Anesthesia is maintained by inhalational agents or by an infusion of an intravenous agent such as propofol. Rapid awakening is desirable after neurosurgery to allow neurological assessment of the patient, and is best achieved with short-acting drugs. Opioid analgesics and muscle relaxants are given as needed and the patient's lungs are ventilated. Moderate hyperventilation is used for craniotomies in order to reduce CBF and brain volume, thereby providing good operating conditions. However, extreme hyperventilation may be associated with critical reduction in flow to compromised areas and focal ischemia, and is best avoided .
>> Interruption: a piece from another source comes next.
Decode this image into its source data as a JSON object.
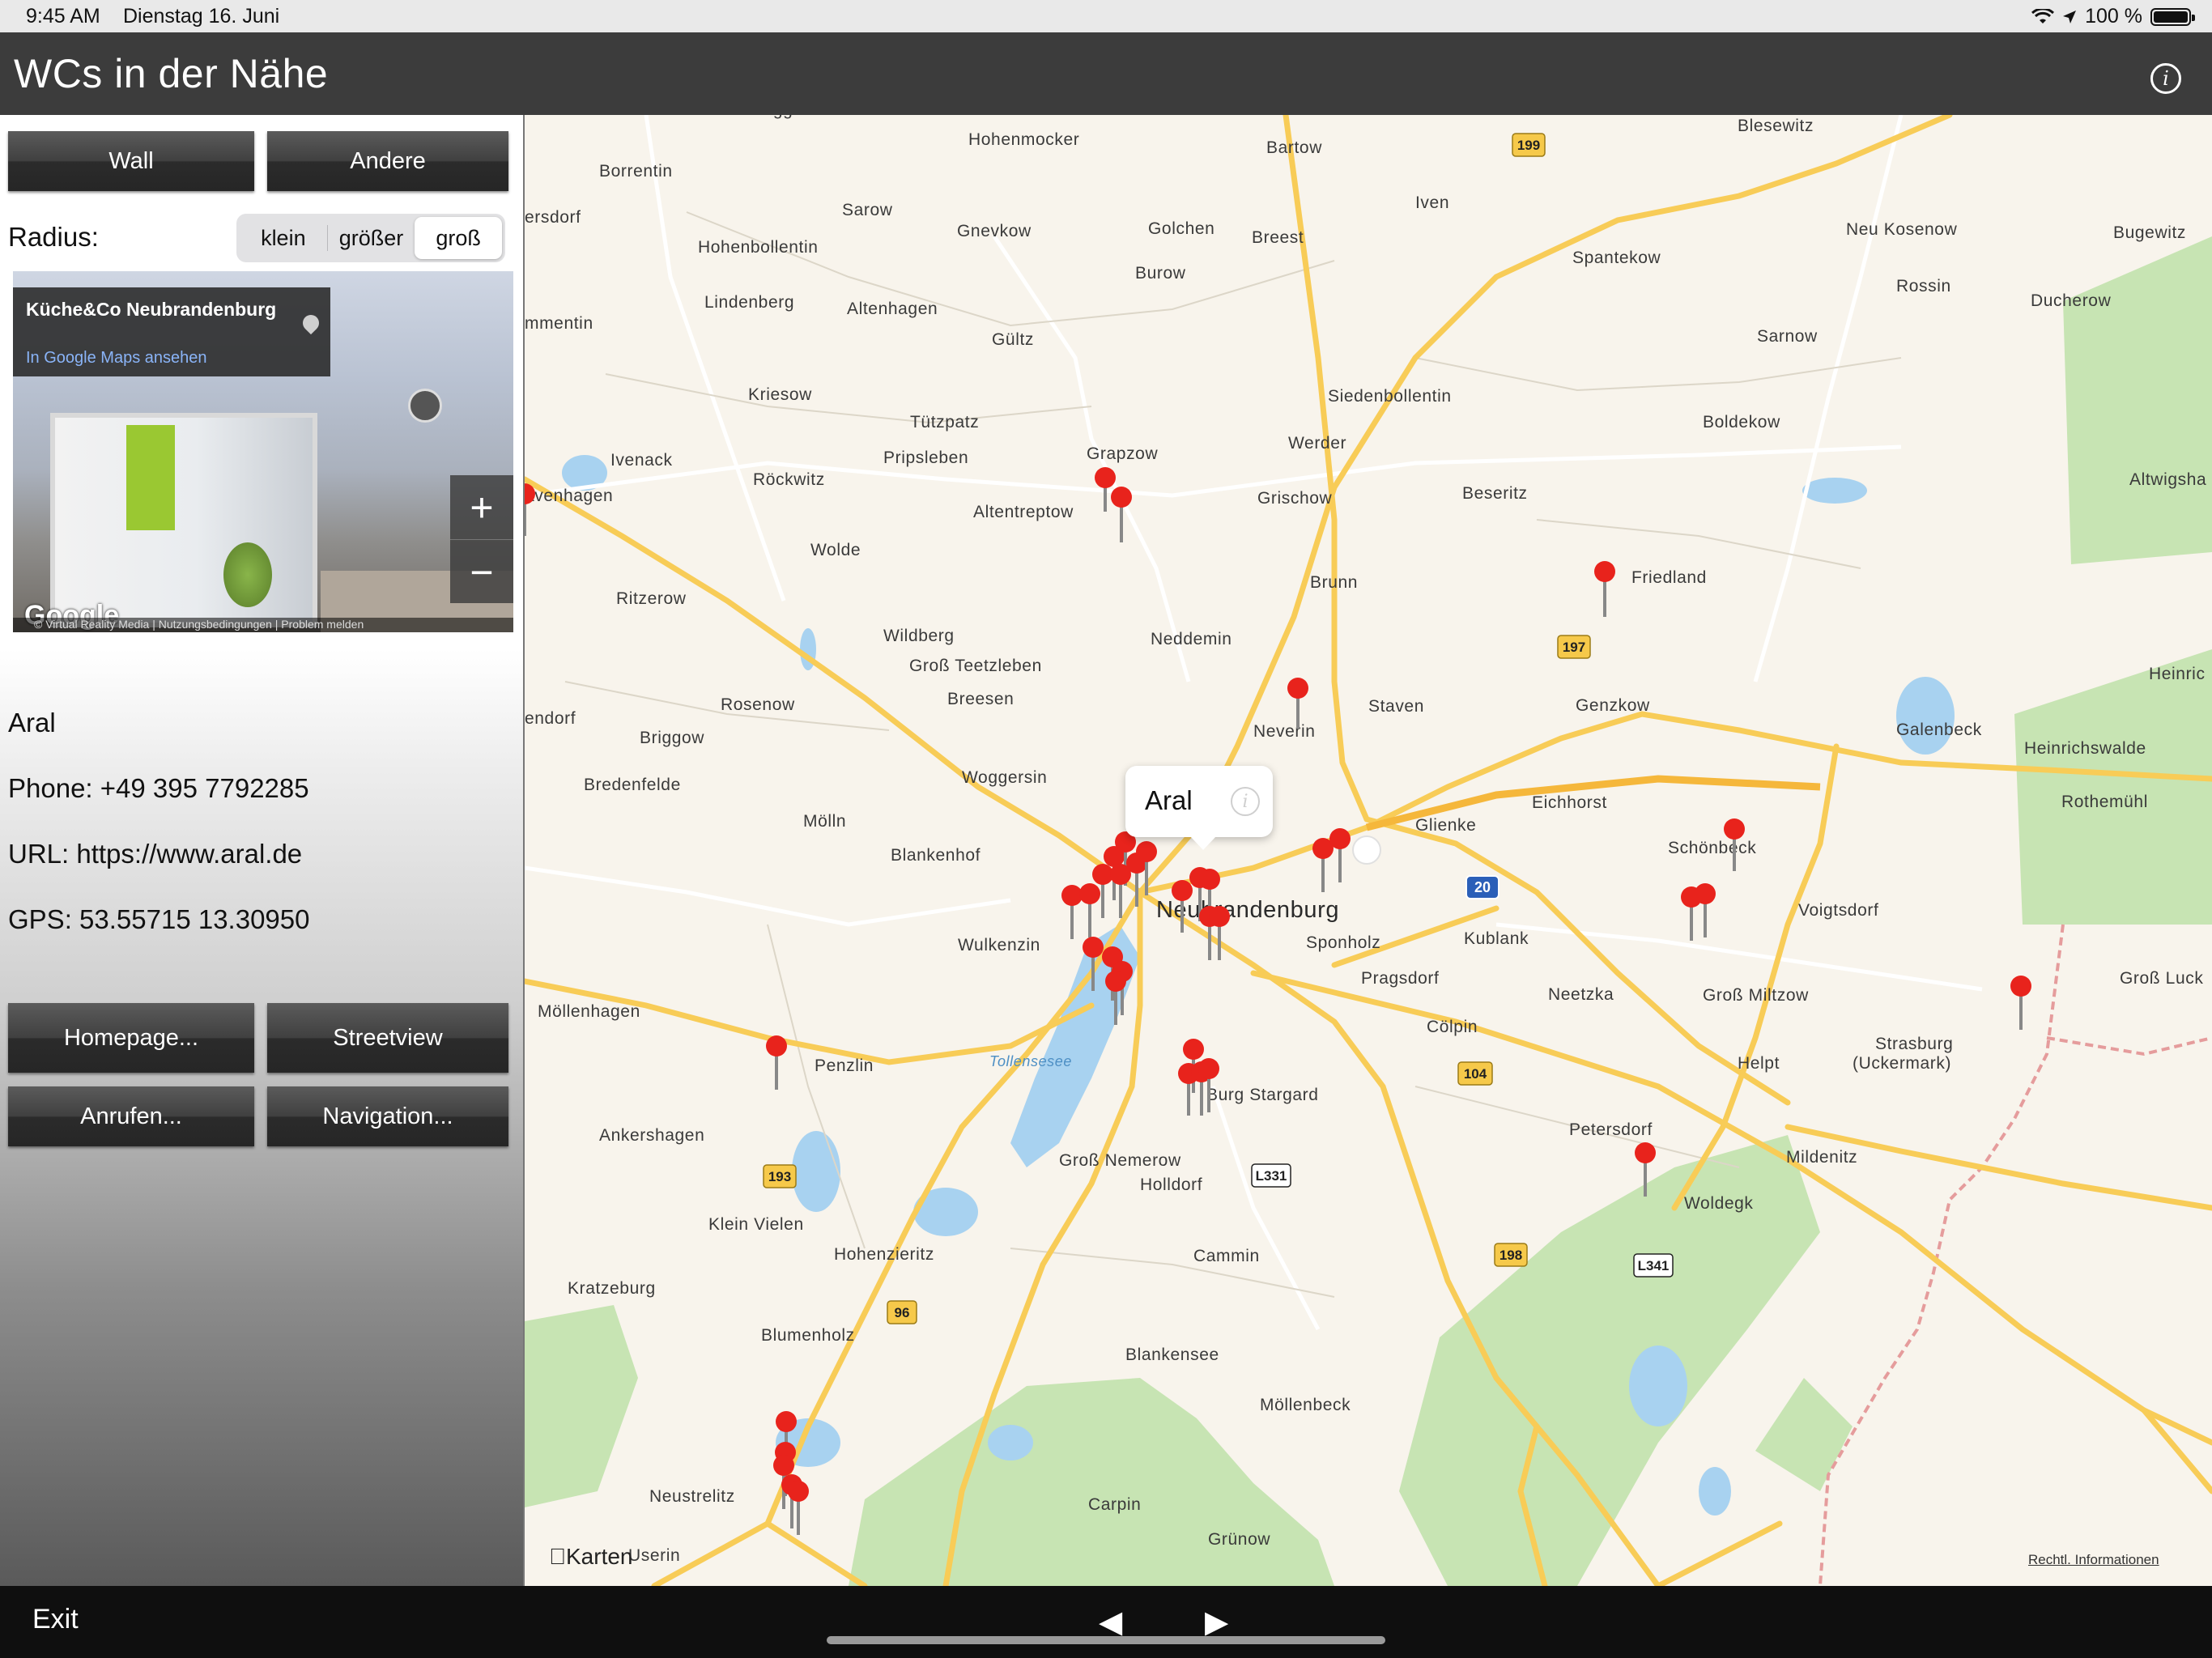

Mannitol, frusemide, steroids and CSF drainage can all be used to decrease brain swelling. In patients at risk of cerebral ischemia, mild hypothermia may be achieved by passive cooling. A core temperature of 34°C provides some degree of cerebral protection without exposing the patient to the risks of more severe hypothermia. Patients should be actively warmed to 36°C by the end of surgery if they are to be wakened and extubated.
Cardiovascular parameters are kept as near as possible to physiological in order to ensure good cerebral perfusion. Normovolemia is the ideal, with a hematocrit of about 30%. Normal saline is the intravenous fluid of choice and 5% dextrose should be avoided . Occasionally, deliberate hypotension is indicated for surgical reasons.
In a number of centers, surgery that requires total circulatory arrest is undertaken. In order to minimize ischemic cerebral damage, this is accomplished after the establishment of profound hypothermia by femoral-femoral cardiopulmonary bypass. Barbiturates or propofol are administered beforehand.